Alena rief sofort bei Richard an. Ausgeschaltet. Sie schrieb ihm eine SMS, er möge sich bei ihr melden, und setzte drei Ausrufezeichen, die sie nach kurzem Überlegen wieder löschte und durch einen Smiley ersetzte; so würde er das Maß ihrer Sorge nicht mitbekommen. Sie vor Štěpán zu verbergen, hatte sie nicht vor. Sie wählte seine Nummer und konnte in sich kaum die nervöse Furcht bändigen, dass er nicht ans Telefon gehen würde. Er hatte jeden Tag mehrere Wahlkampfveranstaltungen, auf ihre Anrufe und Nachrichten reagierte er manchmal erst Stunden später. Diesmal hob er zum Glück sofort ab. Ehe er losredete, musste er sich räuspern.
„Ich wollte dich gerade anrufen.“
Seine Stimme war heiser, aber wie üblich beruhigend. Durch sie erschienen alle Hindernisse ohne Ecken und Kanten, als würde sie sie unter Wasser in einem Schwimmbecken sehen. Sie verließ sich auf ihren Mann.

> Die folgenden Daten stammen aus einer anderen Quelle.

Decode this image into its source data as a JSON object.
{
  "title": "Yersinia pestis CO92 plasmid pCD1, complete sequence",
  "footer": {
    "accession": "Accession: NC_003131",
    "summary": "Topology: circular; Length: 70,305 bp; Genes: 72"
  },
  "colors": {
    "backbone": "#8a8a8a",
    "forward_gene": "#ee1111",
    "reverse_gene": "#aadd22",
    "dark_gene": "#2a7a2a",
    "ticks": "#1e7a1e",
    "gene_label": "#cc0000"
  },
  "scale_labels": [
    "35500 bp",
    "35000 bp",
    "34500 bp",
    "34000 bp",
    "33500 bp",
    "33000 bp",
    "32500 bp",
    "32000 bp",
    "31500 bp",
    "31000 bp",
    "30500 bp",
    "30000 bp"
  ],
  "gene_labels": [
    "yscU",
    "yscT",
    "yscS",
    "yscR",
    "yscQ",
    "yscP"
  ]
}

Genauso hatte sie sich einst auf sich selbst verlassen, aber diese Zeiten waren längst vorbei. Sie wusste nicht einmal mehr, wie sich das anfühlte: innere Sicherheit. Stattdessen hatte sie Štěpán. Er war die Stütze ihres Lebens, sie konnte alles bei ihm abladen, es erschütterte ihn nicht. Auch wenn sie sich manchmal fragte, ob es in seinem Leben nicht noch eine andere Frau gab. Eržika Tatarková, dieser Name tauchte manchmal in ihren Gedanken auf. Schnell floh sie immer wieder vor ihm, aber vergessen konnte sie ihn nicht.
„Wo bist du gerade?“, fragte sie.
„In Znojmo. Ich geh gleich was essen. Zu Hause alles in Ordnung?“
„Hast du mit Richard gesprochen?“
„Ich hab ihn angerufen, aber er geht nicht ran. Warum?“
„Ich glaube, er hat sein Telefon ausgeschaltet. Ich mach mir Sorgen.“
„Wenn unser erwachsener Sohn sein Handy mal abschaltet, dann bricht doch die Welt nicht zusammen, oder?“, sagte er ironisch.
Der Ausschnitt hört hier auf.